Finding the Angles
of a Triangle by Extended Angle Bisectors
By: Elizabeth Gore
What is the problem?
The internal angle
bisectors of triangle ABC are extended to meet the circumcircle
at points K, L,and J, respectively.
Find the angles of
triangle KLJ in terms of the angles A, B, and C.
First we will take
a look at the structure we will be working with.
Below is the given
triangle, ABC, with its angle bisecotrs marked in green and the
circumcircle drawn around it.
From the angle bisectors of the given
triangle we have drawn a new triangle KLJ.
Our task is to find the angles of KLJ
using the angles of ABC.
We will begin by first constructing
segments that link each vertex with the circumcenter of triangle
ABC labled O.
The claims we have made above are revealed
through a Geometer's Sketch Pad investigation
showing that the perpendicular bisectors
of triangle ABC actually contain the points K, L, and J.

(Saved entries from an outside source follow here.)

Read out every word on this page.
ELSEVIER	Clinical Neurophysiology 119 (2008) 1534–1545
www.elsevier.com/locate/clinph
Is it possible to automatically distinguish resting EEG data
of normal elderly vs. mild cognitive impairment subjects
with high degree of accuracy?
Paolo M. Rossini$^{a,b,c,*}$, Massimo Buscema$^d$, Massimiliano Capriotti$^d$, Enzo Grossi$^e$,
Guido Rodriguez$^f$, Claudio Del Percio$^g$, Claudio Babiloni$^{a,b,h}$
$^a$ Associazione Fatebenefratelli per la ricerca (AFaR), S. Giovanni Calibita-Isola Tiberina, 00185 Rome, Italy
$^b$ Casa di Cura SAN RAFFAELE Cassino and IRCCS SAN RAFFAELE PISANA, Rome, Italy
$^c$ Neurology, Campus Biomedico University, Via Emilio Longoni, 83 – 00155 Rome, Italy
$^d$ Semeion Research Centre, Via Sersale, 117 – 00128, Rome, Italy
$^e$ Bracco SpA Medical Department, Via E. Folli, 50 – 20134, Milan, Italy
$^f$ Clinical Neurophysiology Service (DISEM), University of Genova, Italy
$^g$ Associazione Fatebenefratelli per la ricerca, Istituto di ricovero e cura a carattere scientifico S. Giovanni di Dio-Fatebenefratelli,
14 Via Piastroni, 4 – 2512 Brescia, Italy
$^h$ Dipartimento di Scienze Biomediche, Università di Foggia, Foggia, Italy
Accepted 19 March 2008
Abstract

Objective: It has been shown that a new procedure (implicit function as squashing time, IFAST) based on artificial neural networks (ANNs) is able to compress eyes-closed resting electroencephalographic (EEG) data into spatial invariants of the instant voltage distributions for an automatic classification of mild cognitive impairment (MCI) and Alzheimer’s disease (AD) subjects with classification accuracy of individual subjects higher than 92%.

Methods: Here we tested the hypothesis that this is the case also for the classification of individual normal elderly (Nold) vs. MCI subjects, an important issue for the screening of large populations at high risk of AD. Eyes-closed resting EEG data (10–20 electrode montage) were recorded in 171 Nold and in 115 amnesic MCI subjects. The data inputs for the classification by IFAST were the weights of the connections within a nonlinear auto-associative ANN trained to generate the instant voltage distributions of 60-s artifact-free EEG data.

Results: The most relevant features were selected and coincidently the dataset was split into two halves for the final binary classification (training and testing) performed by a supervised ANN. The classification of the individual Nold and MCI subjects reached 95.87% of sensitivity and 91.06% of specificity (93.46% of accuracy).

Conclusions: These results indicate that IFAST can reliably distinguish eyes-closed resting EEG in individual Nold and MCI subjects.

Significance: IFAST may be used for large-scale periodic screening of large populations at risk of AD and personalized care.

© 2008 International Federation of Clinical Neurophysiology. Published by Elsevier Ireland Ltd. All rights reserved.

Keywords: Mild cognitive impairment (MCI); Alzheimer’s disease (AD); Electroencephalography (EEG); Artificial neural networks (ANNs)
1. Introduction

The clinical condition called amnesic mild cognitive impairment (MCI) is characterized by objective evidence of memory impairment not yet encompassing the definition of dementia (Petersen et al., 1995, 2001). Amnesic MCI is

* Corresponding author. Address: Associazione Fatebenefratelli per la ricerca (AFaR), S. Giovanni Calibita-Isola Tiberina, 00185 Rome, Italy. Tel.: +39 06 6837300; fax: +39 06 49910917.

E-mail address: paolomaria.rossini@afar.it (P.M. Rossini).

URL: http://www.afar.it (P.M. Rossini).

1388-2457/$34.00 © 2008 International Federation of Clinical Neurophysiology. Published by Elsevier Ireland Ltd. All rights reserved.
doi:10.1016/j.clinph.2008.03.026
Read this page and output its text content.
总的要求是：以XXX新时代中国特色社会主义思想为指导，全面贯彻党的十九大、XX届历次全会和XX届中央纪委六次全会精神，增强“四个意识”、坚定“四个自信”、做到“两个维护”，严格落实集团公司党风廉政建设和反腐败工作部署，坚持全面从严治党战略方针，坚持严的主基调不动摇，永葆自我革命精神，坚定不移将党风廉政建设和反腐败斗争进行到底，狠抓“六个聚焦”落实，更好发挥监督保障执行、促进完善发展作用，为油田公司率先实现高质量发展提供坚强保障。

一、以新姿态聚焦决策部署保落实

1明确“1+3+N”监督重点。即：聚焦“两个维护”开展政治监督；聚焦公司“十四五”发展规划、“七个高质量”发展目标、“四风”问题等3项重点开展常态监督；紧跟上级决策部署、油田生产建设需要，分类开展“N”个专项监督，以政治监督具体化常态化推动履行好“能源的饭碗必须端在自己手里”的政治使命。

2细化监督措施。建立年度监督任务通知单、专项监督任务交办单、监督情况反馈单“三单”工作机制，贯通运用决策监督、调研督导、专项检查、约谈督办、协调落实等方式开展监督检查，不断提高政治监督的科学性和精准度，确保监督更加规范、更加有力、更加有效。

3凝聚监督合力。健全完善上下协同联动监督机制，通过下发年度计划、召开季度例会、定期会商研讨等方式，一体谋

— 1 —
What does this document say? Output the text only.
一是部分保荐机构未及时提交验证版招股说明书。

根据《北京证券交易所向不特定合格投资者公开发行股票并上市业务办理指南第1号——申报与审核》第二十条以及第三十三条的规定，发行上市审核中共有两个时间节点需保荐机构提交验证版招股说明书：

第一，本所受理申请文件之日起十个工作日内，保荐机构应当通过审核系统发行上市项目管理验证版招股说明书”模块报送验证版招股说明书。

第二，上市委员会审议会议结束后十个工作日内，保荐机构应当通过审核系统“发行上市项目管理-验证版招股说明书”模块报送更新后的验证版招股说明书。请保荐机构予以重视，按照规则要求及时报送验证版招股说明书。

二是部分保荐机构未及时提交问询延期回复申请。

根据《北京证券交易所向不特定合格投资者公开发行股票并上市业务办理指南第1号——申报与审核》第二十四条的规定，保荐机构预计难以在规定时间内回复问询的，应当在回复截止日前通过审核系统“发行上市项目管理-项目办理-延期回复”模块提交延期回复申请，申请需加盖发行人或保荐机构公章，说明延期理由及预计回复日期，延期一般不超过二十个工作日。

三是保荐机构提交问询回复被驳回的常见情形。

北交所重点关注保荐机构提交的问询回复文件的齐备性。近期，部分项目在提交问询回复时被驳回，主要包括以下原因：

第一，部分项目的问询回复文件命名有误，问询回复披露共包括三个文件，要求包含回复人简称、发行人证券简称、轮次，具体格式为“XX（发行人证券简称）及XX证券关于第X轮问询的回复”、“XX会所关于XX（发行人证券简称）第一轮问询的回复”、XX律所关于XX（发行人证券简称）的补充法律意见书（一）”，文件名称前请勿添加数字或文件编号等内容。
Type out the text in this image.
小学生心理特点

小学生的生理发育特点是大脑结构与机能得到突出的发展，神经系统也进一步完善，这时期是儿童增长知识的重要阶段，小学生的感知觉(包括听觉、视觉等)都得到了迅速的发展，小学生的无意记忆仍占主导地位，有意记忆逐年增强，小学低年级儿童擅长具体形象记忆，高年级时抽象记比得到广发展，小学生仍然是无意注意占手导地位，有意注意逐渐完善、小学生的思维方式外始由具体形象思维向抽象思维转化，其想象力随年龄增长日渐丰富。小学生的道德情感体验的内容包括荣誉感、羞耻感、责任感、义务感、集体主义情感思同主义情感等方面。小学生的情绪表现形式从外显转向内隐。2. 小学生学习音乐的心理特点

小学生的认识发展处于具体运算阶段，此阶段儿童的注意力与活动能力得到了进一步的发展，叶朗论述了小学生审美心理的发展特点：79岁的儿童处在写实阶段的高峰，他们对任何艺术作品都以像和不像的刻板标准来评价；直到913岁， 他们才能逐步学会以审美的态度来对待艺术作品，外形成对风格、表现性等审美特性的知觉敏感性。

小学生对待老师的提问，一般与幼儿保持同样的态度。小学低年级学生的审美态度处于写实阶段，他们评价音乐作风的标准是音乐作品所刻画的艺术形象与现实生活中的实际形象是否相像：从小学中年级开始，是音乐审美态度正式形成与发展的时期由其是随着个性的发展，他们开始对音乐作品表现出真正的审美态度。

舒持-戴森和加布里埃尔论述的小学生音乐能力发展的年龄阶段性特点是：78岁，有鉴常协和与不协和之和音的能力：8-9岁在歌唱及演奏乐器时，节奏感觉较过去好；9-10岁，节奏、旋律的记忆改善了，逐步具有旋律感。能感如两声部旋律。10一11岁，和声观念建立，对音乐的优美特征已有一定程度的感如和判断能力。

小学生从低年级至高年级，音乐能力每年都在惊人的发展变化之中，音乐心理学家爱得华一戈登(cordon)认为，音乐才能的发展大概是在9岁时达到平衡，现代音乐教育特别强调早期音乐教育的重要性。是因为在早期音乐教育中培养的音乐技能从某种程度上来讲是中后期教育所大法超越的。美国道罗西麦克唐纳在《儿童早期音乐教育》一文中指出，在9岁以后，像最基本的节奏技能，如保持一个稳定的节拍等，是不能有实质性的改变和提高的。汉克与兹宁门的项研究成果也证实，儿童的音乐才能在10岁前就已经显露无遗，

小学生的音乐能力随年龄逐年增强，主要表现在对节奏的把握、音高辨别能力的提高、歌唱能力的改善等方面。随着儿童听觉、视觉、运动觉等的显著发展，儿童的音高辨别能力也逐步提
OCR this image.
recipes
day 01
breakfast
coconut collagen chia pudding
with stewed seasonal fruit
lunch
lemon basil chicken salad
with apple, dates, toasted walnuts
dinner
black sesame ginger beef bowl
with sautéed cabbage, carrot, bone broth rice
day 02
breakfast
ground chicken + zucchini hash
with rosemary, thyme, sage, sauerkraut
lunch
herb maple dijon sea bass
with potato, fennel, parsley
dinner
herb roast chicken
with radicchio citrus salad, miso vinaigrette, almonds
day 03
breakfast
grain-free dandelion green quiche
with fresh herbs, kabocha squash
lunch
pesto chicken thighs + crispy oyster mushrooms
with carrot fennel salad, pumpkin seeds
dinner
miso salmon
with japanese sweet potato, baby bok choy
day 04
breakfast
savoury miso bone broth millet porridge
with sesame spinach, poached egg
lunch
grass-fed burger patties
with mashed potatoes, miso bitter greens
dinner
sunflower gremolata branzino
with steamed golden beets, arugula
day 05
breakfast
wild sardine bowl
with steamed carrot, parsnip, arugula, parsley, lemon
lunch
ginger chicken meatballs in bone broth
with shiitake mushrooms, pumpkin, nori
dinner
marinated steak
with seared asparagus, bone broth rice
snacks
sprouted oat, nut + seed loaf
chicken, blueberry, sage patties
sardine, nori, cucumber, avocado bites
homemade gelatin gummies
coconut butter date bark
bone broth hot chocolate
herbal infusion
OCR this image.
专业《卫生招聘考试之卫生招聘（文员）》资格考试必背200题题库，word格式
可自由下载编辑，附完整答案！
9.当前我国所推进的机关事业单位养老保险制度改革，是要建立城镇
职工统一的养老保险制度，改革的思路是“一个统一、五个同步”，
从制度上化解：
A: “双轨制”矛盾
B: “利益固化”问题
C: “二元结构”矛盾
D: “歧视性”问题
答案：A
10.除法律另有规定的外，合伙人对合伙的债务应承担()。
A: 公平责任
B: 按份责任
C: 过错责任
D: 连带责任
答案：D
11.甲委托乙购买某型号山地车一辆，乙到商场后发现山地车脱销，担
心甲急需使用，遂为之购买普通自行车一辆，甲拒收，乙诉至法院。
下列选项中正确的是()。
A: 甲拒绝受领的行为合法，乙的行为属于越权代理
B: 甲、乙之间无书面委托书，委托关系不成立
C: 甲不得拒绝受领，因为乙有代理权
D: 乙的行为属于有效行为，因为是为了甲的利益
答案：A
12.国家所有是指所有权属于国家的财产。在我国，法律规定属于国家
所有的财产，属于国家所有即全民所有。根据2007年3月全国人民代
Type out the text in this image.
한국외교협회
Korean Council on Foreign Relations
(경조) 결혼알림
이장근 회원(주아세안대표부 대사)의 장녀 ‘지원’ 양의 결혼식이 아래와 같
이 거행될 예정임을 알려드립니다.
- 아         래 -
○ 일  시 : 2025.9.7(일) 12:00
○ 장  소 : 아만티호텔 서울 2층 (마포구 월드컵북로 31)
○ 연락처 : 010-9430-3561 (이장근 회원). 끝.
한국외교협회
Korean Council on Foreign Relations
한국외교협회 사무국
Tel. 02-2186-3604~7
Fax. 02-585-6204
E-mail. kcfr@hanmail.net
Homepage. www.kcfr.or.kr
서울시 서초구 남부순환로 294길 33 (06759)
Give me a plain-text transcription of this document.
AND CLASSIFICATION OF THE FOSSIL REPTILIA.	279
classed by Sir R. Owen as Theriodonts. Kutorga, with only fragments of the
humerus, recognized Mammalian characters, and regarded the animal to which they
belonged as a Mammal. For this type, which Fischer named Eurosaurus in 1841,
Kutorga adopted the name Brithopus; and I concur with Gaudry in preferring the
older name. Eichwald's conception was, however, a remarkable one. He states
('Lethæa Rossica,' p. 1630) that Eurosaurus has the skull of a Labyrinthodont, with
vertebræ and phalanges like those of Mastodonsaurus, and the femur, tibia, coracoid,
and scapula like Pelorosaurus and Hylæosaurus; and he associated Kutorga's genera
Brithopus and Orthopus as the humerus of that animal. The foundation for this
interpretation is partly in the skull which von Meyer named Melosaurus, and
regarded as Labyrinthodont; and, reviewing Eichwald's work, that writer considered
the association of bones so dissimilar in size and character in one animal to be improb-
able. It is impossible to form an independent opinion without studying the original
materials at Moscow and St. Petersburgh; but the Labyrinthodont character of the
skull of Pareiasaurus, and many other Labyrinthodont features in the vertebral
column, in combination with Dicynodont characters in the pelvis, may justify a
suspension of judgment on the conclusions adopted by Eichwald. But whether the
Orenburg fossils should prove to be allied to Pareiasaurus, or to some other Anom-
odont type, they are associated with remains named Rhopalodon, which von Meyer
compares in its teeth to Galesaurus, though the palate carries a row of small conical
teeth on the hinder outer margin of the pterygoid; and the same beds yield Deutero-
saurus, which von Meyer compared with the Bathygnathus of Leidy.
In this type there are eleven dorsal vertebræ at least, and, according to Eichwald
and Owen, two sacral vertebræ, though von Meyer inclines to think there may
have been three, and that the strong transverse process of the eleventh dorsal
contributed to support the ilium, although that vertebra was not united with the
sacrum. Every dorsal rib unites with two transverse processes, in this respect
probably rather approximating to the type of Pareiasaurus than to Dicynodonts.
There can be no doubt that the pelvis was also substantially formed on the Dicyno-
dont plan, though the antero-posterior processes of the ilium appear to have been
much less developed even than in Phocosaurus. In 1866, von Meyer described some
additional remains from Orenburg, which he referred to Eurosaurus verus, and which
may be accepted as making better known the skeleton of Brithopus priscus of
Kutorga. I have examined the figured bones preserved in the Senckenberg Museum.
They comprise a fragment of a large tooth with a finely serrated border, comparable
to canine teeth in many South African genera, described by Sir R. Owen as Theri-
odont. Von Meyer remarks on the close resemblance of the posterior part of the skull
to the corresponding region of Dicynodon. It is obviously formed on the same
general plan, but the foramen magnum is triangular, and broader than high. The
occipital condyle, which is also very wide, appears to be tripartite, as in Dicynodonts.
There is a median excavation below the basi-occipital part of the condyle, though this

So the claim made above is indeed true.
By the definition of circumcircle of
triangle ABC, we also know that O lies on each of the perpendicular
bisectors, as well.
We know that by the definition of a
circle, since O is the center of our circle, then:
d(AO) = d(KO) = d(BO) = d(LO) = d(CO)
Above we noted that each of our segments
are the same length.
Therefore, within triangle ABC, we
have three isosceles triangles.
Each triangle is highlighted a different
Let's take a qick look at the triangle
theorum that states:
The line drawn from
the vertex of an isosceles triangle to the midpoint of the opposite
bisects the angle at
the vertex and is perpendicular to the opposite side.
This will come in handy!!
So we have that:
OK bisects AB
OL bisects BC
OJ bisects AC
Now that each of our
three triangle has been bisected into two new triangles, we can
begin totalk about their angles
Since OK bisects AB
at the intersection point Y,
m(AOY) = m(YOB)
Using a similar argument,
we get that
m(BOZ) = m(ZOC)
m(COX) = m(XOC)
Since angle measure is additive, we
can see that
m(AOB) = m(AOY) + m(YOB)
m(BOC) = m(BOZ) + m(ZOC)
m(COA) = m(COX) + m(XOA)
To successfully solve
our problem, we must know the following theorum about circles.
The measure of an inscribed
angle is equal to 1/2 the measure of the central angle of its
With that theorum in
mind, we can say that the measure of the inscribed angle BAC
is equal to 1/2 the
measurement of the central angle BOC.
Below I have actually
measured the angles to prove that this theorum works.
Here we see some simple arithmetic.
m(BAC) = 1/2 m(BOC), and m(BOC) = m(BOZ) + m(COZ),
Then m(BAC) must equal
m(BOZ) which equals m(COZ).
A similar argument is made to show
m(ABC) = 1/2m(AOC)
= m(AOX) = m(XOC)
m(ACB) = 1/2m(AOB)
= m(AOY) = m(YOB)
Continuing with this line of reasoning,
we can make a similar argument for triangle KLJ.
We get that:
m(KLJ) = 1/2m(KOJ)
= m(KOA) = m(JOA) = m(YOA) = m(XOA)
m(KJL) = 1/2m(KOL)
= m(KOB) = m(LOB) = m(YOB) = m(ZOB)
m(LKJ) = 1/2m(LOJ)
= m(LOC) = m(JOC) = m(ZOC) = m(XOC)
m(KOJ) = m(KOA) + m(JOA)
= m(YOA) + m(XOA) = m(ACB) + m(CBA)
m(KOL) = m(KOB) + m(BOL)
= m(YOB) + m(ZOB) = m(BAC) + m(ACB)
m(LOJ) = m(LOC) + m(COJ)
= m(ZOC) + m(XOC) = m(CBA) + m(BAC)
Keeping in mind the theorum about circles
measure of an inscribed angle is equal to 1/2 the measure of the
central angle of its intercepted arc.)
we are finally left with three simple
formulas to measure the angles of triangle KLJ.
angle L = 1/2 [angle C + angle B]
angle J = 1/2 [ angle C + angle A]
angle K = 1/2 [ angle A + angle B]